DateTime Picker - A Feature-Rich DateTime Picker Component For Twitter Bootstrap - Hirvesh
http://www.malot.fr/bootstrap-datetimepicker/
======
Hirvesh
[Check out <http://www.functionn.in> for more web resources to keep you
functionn.in']

DateTImer Picker is a feature-rich DateTime Picker for Twitter Bootstrap. It
allow you to find DatePickers to form fields and has view for the following
time lapses: Decade, Year, Month, Day, and Hour views.

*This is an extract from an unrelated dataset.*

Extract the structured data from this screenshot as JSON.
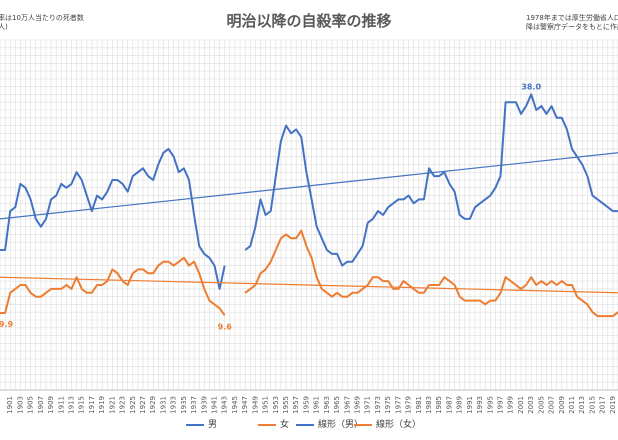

DateTImer Picker also provides keyboard navigation support. Using the
left/right key updates the calendar by one day. The up/down keys update the
calendar by one week.

Using the shift key and pressing up/left will move the calendar back one
month. Using the shift and down/right key will move the calendar forward one
month.

Using the control key, and the up/left key moves the calendar backward one
year and the control and down/right key moves the calendar forward one year.

------
pknight
I don't find the time selection very intuitive, it's not clear what dialog
happens next when you click on a date or time etc I'd rather just have all the
controls for date and time in a single dialog and a button that confirms the
selection. Also, with the arrows next to the date, it's unclear if pressing it
will skip to the next date, month, day or hour. There's no way to know in
advance unless you're already very familiar with the controls.